La question du retrait hante la Cabale. Qu'est-ce qu'un Dieu dont le nom surgit à partir de rien? On retrouve, chez Derrida, une interrogation comparable, tout aussi inépuisable, sur l'origine ou l'impossibilité du commencement, sur la première fois, son invention, son avènement, le don comme effet de rien, etc.
Il y a, chez Derrida comme dans la Cabale, un souci permanent du secret, un secret intraitable, hors d'atteinte, dont on ne peut témoigner qu'en le nommant : une expérience performative, éventuellement mystique ou athée.
2. La trace.
En septembre 1963, Lévinas publie son texte La trace de l'autre. Ayant à peine eu le temps de l'évoquer dans son essai Violence et métaphysique, Derrida y fera écho par un autre concept, l'archi-trace, qui lui aussi fait date dans l'émergence de la grammatologie. Cette thématique de la restance, au-delà de toute ontologie, est l'un des points de passage de la Cabale dans le texte derridien. Ni Lévinas, ni Derrida n'étaient des cabalistes, et pourtant ça passe. A partir de la trace, la restance se dissémine (c'est sa loi), elle laisse un reste qui ressemble au rechimou ou aux écorces vides (klipot) de la Cabale lourianique.
3. Théologie négative.
Jacques Derrida a choisi Jérusalem pour prononcer sa conférence sur "la trace dans son rapport à la théologie négative", conférence dans laquelle il annonce plusieurs fois qu'il ne parlera pas de ce qui lui est le plus proche : le Juif, l'Arabe. Pourquoi ne pas en parler, si ce n'est pour le mettre dans cette position du reste, du rien ou du retrait d'où émane la brisure? Il développe une pensée indéterminée, une pensée blanche où le rien (contrairement à celui de la théologie négative) doit rester irrécupérable. On ne peut le transmettre ni à un disciple, ni à une église. Sa trace n'advient qu'en s'effaçant, en devenant cendre. Bien qu'elle soit hantée par le nom de Dieu, il ne faut pas en parler. Tout ce qu'on peut faire, c'est invoquer cet événement qui aura rendu la parole possible, creuser le lieu inintelligible, le sans lieu insensé de la prière, du vide sans essence ni transcendance où prend place l'apostrophe, l'adresse à l'autre.

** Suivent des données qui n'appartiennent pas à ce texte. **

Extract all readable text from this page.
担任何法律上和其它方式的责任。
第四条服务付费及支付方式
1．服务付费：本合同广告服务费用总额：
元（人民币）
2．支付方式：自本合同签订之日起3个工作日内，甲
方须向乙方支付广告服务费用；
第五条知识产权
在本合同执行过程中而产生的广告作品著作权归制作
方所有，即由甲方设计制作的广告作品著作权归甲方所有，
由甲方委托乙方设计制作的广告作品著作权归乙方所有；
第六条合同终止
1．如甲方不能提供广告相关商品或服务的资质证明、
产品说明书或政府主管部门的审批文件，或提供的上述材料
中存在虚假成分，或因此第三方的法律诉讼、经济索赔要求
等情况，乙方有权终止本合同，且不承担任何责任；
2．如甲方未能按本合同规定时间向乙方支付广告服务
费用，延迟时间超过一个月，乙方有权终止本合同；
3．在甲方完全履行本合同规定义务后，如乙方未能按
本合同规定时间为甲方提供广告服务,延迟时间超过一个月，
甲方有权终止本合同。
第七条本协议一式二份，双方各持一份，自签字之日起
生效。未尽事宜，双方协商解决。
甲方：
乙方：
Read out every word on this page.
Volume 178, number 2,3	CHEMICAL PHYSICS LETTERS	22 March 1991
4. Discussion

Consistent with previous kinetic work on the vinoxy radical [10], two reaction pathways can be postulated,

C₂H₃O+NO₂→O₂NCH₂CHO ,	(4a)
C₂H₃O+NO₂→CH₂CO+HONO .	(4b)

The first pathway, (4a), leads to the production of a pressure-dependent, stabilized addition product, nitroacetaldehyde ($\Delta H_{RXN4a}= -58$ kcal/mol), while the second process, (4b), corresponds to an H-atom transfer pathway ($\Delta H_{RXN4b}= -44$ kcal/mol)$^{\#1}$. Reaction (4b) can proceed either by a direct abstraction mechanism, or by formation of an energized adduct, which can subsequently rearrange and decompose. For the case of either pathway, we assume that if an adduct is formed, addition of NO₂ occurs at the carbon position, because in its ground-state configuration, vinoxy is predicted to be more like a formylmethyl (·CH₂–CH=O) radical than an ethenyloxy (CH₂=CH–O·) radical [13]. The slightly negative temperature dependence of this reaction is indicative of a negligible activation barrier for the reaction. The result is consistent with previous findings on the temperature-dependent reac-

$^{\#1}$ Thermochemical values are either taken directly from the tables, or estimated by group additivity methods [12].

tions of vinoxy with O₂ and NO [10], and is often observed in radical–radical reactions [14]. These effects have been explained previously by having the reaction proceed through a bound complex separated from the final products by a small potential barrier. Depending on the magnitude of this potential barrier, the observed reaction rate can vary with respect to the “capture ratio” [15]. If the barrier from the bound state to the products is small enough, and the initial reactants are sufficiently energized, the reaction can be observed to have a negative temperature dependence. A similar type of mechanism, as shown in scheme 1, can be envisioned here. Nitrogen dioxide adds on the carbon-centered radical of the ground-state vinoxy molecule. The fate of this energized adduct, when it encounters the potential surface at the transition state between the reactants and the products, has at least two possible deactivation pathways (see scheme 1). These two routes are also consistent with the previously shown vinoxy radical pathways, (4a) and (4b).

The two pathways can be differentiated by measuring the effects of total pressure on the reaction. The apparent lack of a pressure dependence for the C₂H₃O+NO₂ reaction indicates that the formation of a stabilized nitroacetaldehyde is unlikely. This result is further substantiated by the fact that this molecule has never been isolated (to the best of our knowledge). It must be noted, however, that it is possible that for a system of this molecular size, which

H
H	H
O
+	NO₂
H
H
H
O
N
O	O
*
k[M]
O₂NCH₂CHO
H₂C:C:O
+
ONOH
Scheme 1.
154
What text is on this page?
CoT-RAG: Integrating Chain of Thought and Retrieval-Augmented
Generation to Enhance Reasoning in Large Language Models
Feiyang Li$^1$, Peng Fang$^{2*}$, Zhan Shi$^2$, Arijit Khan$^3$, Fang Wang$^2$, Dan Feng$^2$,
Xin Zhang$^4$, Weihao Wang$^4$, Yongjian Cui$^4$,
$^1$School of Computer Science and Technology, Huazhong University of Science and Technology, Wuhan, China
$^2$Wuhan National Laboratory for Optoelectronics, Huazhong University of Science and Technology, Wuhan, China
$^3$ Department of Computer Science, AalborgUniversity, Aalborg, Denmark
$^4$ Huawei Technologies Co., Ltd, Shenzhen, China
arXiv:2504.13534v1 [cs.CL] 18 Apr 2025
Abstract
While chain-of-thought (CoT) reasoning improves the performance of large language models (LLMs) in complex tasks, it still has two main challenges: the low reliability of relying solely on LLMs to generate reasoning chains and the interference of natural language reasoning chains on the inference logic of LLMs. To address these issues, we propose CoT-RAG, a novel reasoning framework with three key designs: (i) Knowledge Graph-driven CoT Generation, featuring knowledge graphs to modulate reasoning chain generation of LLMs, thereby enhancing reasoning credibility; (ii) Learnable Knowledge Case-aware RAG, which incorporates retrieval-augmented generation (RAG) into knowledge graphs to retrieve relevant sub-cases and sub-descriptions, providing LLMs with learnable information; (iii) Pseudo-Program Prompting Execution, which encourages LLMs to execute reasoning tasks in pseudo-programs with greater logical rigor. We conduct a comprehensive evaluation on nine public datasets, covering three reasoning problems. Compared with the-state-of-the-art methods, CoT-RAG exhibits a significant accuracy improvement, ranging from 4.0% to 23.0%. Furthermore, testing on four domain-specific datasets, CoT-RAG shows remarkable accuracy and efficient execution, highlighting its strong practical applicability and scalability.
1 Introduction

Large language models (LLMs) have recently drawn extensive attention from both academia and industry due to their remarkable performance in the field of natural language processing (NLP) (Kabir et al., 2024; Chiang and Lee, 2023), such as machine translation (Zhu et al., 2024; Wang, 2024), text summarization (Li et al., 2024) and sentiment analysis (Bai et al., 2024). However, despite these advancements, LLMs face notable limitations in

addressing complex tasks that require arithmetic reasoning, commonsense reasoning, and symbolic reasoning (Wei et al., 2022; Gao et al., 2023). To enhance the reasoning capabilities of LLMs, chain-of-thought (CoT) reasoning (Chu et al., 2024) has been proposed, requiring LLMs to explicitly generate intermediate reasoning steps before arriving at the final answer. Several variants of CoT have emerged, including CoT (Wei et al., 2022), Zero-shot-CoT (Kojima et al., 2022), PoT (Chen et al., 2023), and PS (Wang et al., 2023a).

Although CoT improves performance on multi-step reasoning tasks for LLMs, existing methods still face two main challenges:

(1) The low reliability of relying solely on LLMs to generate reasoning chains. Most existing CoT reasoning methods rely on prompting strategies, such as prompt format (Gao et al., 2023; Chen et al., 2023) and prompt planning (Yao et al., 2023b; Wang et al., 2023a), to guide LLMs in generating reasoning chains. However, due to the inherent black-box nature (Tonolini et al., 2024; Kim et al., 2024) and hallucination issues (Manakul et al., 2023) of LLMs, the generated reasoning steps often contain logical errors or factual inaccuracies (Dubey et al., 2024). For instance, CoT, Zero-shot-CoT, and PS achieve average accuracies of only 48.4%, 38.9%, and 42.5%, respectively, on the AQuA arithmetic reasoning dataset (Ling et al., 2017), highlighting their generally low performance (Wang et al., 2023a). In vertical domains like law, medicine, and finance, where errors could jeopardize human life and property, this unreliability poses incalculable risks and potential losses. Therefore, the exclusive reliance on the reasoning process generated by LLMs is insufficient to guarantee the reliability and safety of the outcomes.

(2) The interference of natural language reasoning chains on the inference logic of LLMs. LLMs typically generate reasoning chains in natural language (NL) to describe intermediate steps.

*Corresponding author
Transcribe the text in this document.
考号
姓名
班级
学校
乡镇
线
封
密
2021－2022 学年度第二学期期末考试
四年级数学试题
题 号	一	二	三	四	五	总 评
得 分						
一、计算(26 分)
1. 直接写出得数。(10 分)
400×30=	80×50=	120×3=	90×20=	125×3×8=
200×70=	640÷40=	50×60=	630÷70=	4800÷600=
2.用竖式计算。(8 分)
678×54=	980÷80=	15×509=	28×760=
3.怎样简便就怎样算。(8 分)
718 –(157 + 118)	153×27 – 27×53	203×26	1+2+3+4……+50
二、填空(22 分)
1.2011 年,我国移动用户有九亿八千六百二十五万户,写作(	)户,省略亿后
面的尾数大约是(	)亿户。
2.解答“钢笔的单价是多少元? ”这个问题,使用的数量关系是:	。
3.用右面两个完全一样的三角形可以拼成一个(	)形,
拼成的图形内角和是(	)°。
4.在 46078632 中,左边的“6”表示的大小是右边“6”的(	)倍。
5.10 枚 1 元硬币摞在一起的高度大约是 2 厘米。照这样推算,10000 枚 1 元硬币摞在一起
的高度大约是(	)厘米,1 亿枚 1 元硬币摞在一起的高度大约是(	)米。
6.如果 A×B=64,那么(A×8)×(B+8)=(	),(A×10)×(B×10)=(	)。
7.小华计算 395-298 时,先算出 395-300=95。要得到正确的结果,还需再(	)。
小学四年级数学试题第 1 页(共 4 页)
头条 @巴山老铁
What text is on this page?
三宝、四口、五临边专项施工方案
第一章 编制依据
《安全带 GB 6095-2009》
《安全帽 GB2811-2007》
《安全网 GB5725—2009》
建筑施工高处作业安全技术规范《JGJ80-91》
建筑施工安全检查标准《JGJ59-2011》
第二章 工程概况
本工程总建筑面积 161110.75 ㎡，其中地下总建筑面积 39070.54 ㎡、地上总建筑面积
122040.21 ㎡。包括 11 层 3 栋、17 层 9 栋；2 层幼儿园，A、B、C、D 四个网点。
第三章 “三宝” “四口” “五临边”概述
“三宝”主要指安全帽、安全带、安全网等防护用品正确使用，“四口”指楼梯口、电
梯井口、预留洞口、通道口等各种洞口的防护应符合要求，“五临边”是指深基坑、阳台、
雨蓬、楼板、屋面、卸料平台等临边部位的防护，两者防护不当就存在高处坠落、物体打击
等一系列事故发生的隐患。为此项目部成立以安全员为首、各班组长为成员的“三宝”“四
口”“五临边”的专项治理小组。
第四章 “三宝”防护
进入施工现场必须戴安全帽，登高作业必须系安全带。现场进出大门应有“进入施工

Cette hantise d'un lieu absent n'est pas seulement une rhétorique. En comparant, quasi-explicitement, la langue de la déconstruction à une langue sacrée, Derrida a laissé entendre qu'il y aurait sous cet idiome une puissance enfouie, un abîme sans fond qui pourrait, comme l'explique Gershom Scholem à propos de la langue hébraïque, se réveiller sans prévenir. Comme l'hébreu ancien, la langue de la déconstruction pourrait laisser venir un pouvoir de nommer, un nom ou le nom d'un nom qui se retournerait violemment contre ceux qui la parlent.
4. Arts.
Tout part du déclenchement. Avant même que n'émerge la possibilité d'un sujet, une instance engage, acquiesce, interroge : un "Qui". Mais cet événement, cette arrivance absolue n'est ni certaine, ni continue. La déconstruction s'inscrit dans la même veine. Elle ouvre une question qui n'est ni une méthode, ni un style, ni des thèses, ni une définition : rien qui ne soit défini à l'avance.
Dessin, écriture, texte, langage et société, et même photographie tiennent à un retrait, à un mouvement de différance entretenu par une colonne invisible. Que reste-t-il de ce mouvement? Une émanation qui se diffuse comme moi ou comme regard en s'écartant de l'origine, comme le point sur le (i), le rapport sexuel ou le nombre quatre, qu'on retrouve dans la Cabale. Il arrive à Derrida d'appeler "phallus" ce point, le mot étant pris dans le sens cabalistique de "semence".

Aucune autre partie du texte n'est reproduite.